Traditionally, there has been an associated trade-off between either metric, either the accuracy
or the speed. The EfficientDet family aims to build a scalable detection architecture with high
accuracy and a reasonable computational footprint across a wide spectrum of resource constraints
ranging from 3B to 300B FLOPS.
There are three major contributions of this paper:
BiFPN: A weighted bidirectional feature network for easy and fast multi-scale feature
fusion.
Compound scaling: A new method, which jointly scales up backbone, feature network,
box/class
network, and resolution
EfficientDet: A new family of detectors with significantly better accuracy and efficiency
across a wide spectrum of resource constraints.
The model addresses the problem of efficient multi-scale feature fusion. Feature Pyramid
Networks(FPN) are used for efficient multi-scale feature fusion. Not all features contribute
equally to the output features and hence, EfficientDet detectors propose a new strategy for
multi-scale feature fusion.
Additionally, model scaling is a well-known strategy to improve accuracy in object detection
models by increasing the size of the backbone. Similar to compund scaling in EfficientNets
EfficientDets propose a compound scaling coefficient that jointly scales up the resolution,
depth, width for the backbone, feature network and box/class prediction network.

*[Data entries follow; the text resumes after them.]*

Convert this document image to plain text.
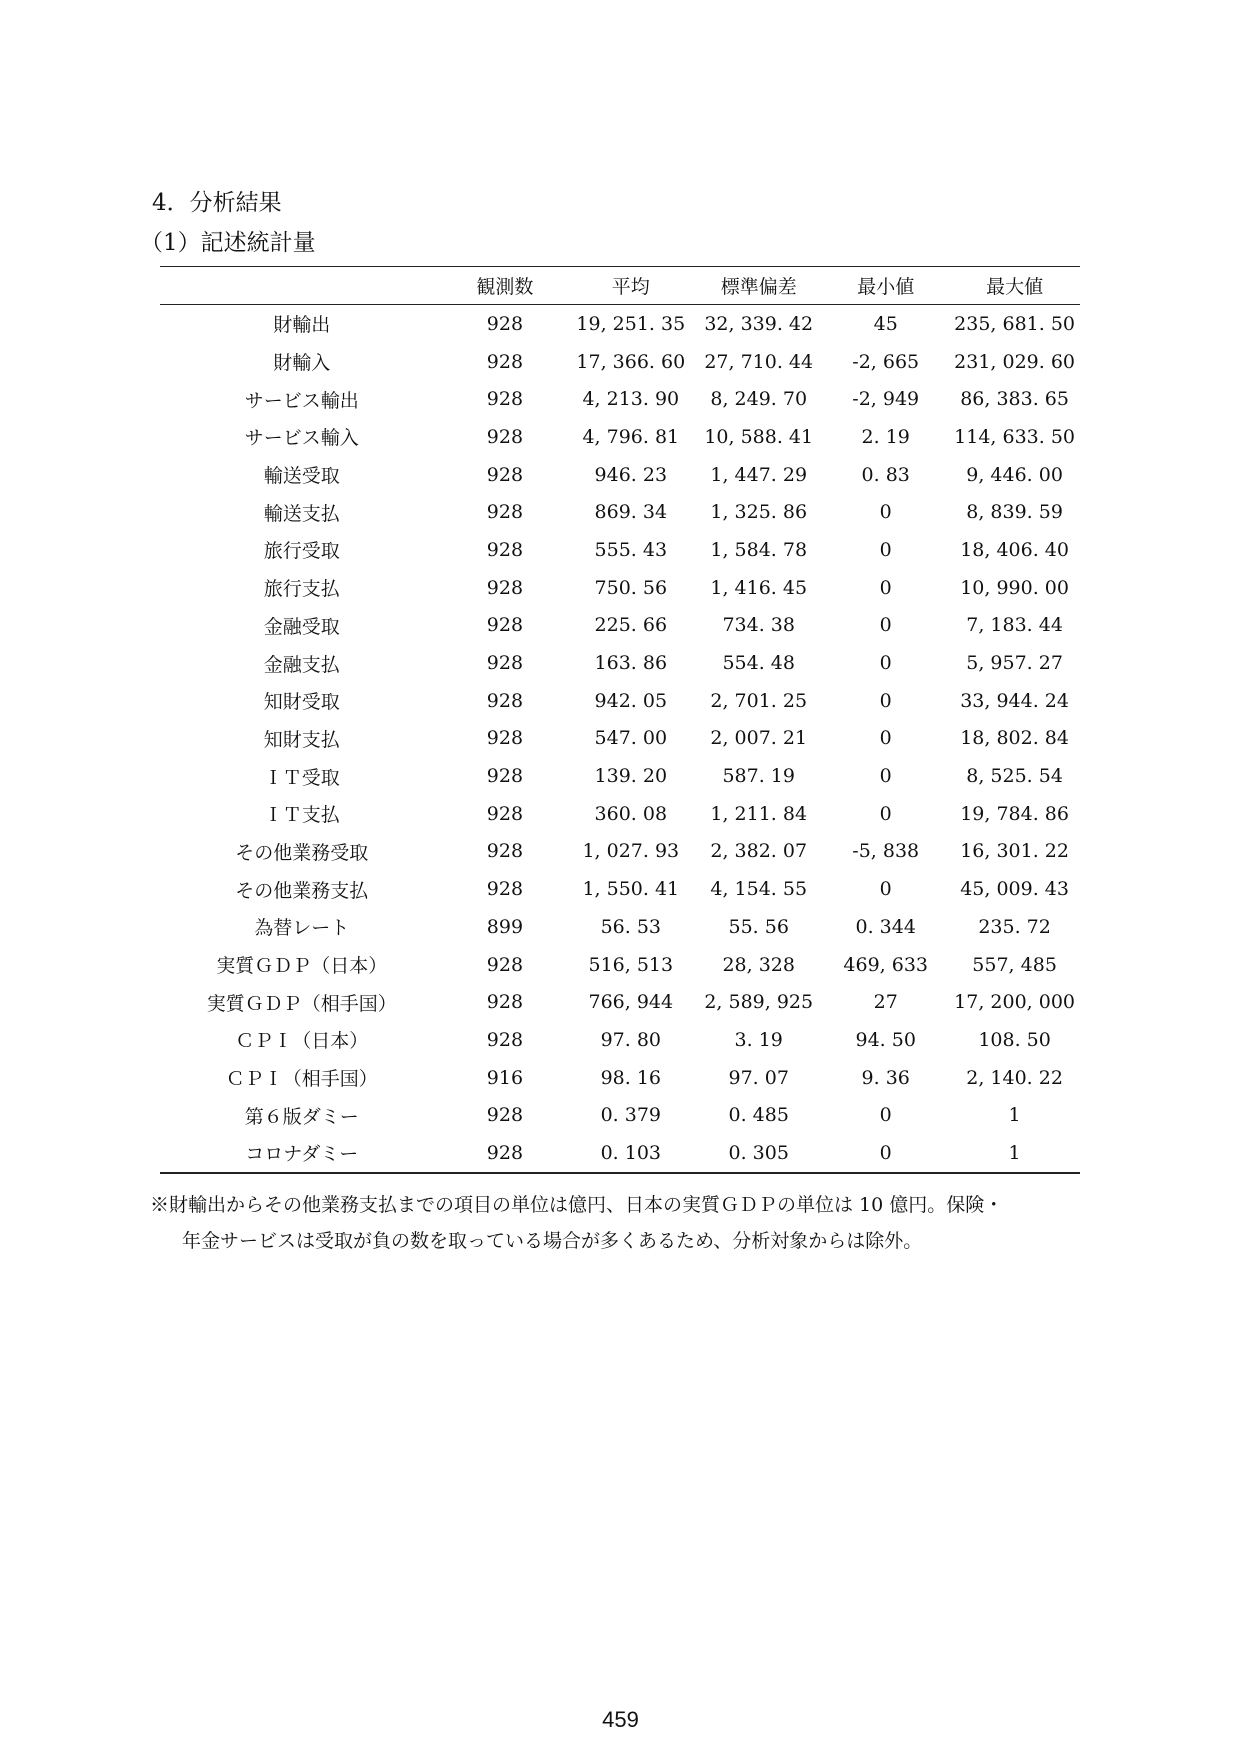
4．分析結果
（1）記述統計量
	観測数	平均	標準偏差	最小値	最大値
財輸出	928	19, 251. 35	32, 339. 42	45	235, 681. 50
財輸入	928	17, 366. 60	27, 710. 44	-2, 665	231, 029. 60
サービス輸出	928	4, 213. 90	8, 249. 70	-2, 949	86, 383. 65
サービス輸入	928	4, 796. 81	10, 588. 41	2. 19	114, 633. 50
輸送受取	928	946. 23	1, 447. 29	0. 83	9, 446. 00
輸送支払	928	869. 34	1, 325. 86	0	8, 839. 59
旅行受取	928	555. 43	1, 584. 78	0	18, 406. 40
旅行支払	928	750. 56	1, 416. 45	0	10, 990. 00
金融受取	928	225. 66	734. 38	0	7, 183. 44
金融支払	928	163. 86	554. 48	0	5, 957. 27
知財受取	928	942. 05	2, 701. 25	0	33, 944. 24
知財支払	928	547. 00	2, 007. 21	0	18, 802. 84
ＩＴ受取	928	139. 20	587. 19	0	8, 525. 54
ＩＴ支払	928	360. 08	1, 211. 84	0	19, 784. 86
その他業務受取	928	1, 027. 93	2, 382. 07	-5, 838	16, 301. 22
その他業務支払	928	1, 550. 41	4, 154. 55	0	45, 009. 43
為替レート	899	56. 53	55. 56	0. 344	235. 72
実質ＧＤＰ（日本）	928	516, 513	28, 328	469, 633	557, 485
実質ＧＤＰ（相手国）	928	766, 944	2, 589, 925	27	17, 200, 000
ＣＰＩ（日本）	928	97. 80	3. 19	94. 50	108. 50
ＣＰＩ（相手国）	916	98. 16	97. 07	9. 36	2, 140. 22
第６版ダミー	928	0. 379	0. 485	0	1
コロナダミー	928	0. 103	0. 305	0	1

※財輸出からその他業務支払までの項目の単位は億円、日本の実質ＧＤＰの単位は 10 億円。保険・
年金サービスは受取が負の数を取っている場合が多くあるため、分析対象からは除外。

459
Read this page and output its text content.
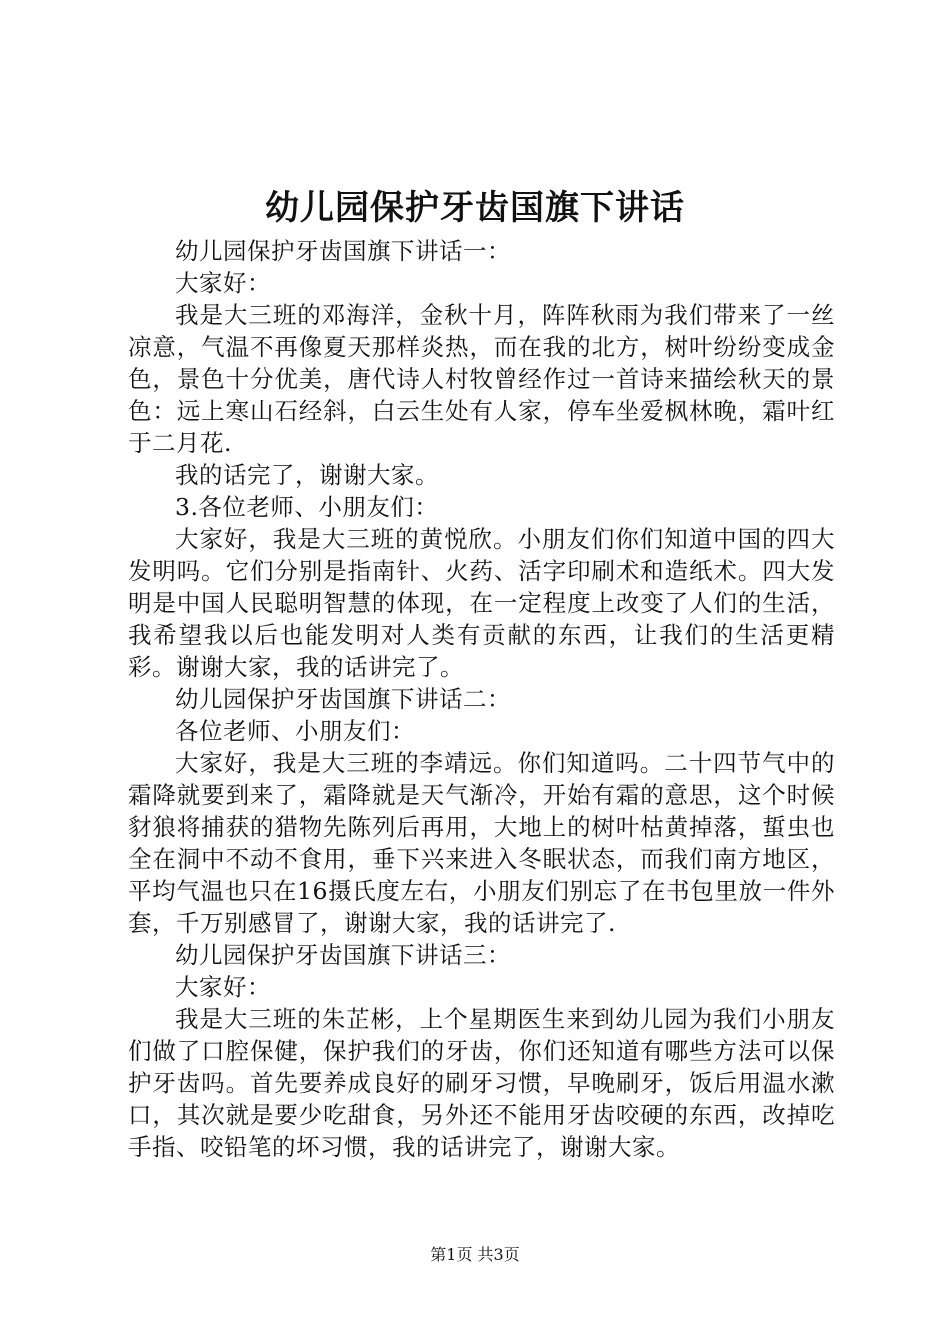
幼儿园保护牙齿国旗下讲话

幼儿园保护牙齿国旗下讲话一：

大家好：

我是大三班的邓海洋，金秋十月，阵阵秋雨为我们带来了一丝凉意，气温不再像夏天那样炎热，而在我的北方，树叶纷纷变成金色，景色十分优美，唐代诗人村牧曾经作过一首诗来描绘秋天的景色：远上寒山石经斜，白云生处有人家，停车坐爱枫林晚，霜叶红于二月花.

我的话完了，谢谢大家。

3.各位老师、小朋友们：

大家好，我是大三班的黄悦欣。小朋友们你们知道中国的四大发明吗。它们分别是指南针、火药、活字印刷术和造纸术。四大发明是中国人民聪明智慧的体现，在一定程度上改变了人们的生活，我希望我以后也能发明对人类有贡献的东西，让我们的生活更精彩。谢谢大家，我的话讲完了。

幼儿园保护牙齿国旗下讲话二：

各位老师、小朋友们：

大家好，我是大三班的李靖远。你们知道吗。二十四节气中的霜降就要到来了，霜降就是天气渐冷，开始有霜的意思，这个时候豺狼将捕获的猎物先陈列后再用，大地上的树叶枯黄掉落，蜇虫也全在洞中不动不食用，垂下兴来进入冬眠状态，而我们南方地区，平均气温也只在16摄氏度左右，小朋友们别忘了在书包里放一件外套，千万别感冒了，谢谢大家，我的话讲完了.

幼儿园保护牙齿国旗下讲话三：

大家好：

我是大三班的朱芷彬，上个星期医生来到幼儿园为我们小朋友们做了口腔保健，保护我们的牙齿，你们还知道有哪些方法可以保护牙齿吗。首先要养成良好的刷牙习惯，早晚刷牙，饭后用温水漱口，其次就是要少吃甜食，另外还不能用牙齿咬硬的东西，改掉吃手指、咬铅笔的坏习惯，我的话讲完了，谢谢大家。

第1页 共3页
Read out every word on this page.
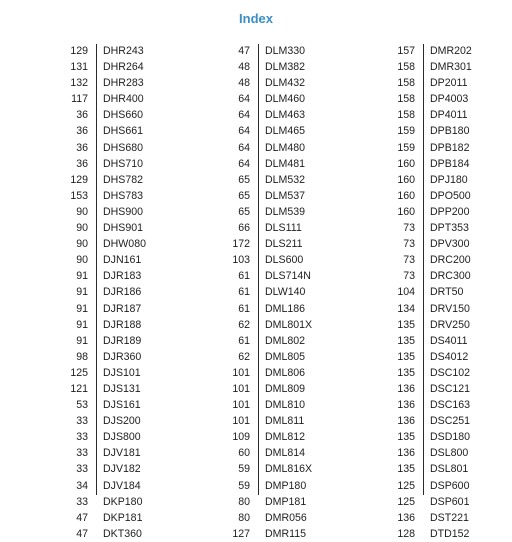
Index
129 DHR243
131 DHR264
132 DHR283
117 DHR400
36 DHS660
36 DHS661
36 DHS680
36 DHS710
129 DHS782
153 DHS783
90 DHS900
90 DHS901
90 DHW080
90 DJN161
91 DJR183
91 DJR186
91 DJR187
91 DJR188
91 DJR189
98 DJR360
125 DJS101
121 DJS131
53 DJS161
33 DJS200
33 DJS800
33 DJV181
33 DJV182
34 DJV184
33 DKP180
47 DKP181
47 DKT360
47 DLM330
48 DLM382
48 DLM432
64 DLM460
64 DLM463
64 DLM465
64 DLM480
64 DLM481
65 DLM532
65 DLM537
65 DLM539
66 DLS111
172 DLS211
103 DLS600
61 DLS714N
61 DLW140
61 DML186
62 DML801X
61 DML802
62 DML805
101 DML806
101 DML809
101 DML810
101 DML811
109 DML812
60 DML814
59 DML816X
59 DMP180
80 DMP181
80 DMR056
127 DMR115
157 DMR202
158 DMR301
158 DP2011
158 DP4003
158 DP4011
159 DPB180
159 DPB182
160 DPB184
160 DPJ180
160 DPO500
160 DPP200
73 DPT353
73 DPV300
73 DRC200
73 DRC300
104 DRT50
134 DRV150
135 DRV250
135 DS4011
135 DS4012
135 DSC102
136 DSC121
136 DSC163
136 DSC251
135 DSD180
136 DSL800
135 DSL801
125 DSP600
125 DSP601
136 DST221
128 DTD152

FPNs were introduced for to detect objects at multiple scales but these are computationally
expensive. CNNs on the other hand, form an inherent heirarchial pyramid structure but lack the
representational capacity due to low semantic features in high-resolution maps. FPNs overcome
this by using a bottom-up and top-down pathway. High-level features are upsampled first and then
combined with low-level features using a lateral connection.
The BiFPN architecture learns weights while fusing feature maps of different scales using either
unbounded fusion, softmax-based fusion and Fast-Normalized fusion. The backbone networks are
ImageNet pretrained
EfficientNets. The authors proposed a new compound scaling method for object detection, which
uses a simple
compound coefficient ϕ to jointly scale-up all dimensions of the backbone network, BiFPN
network, class/box network, and resolution.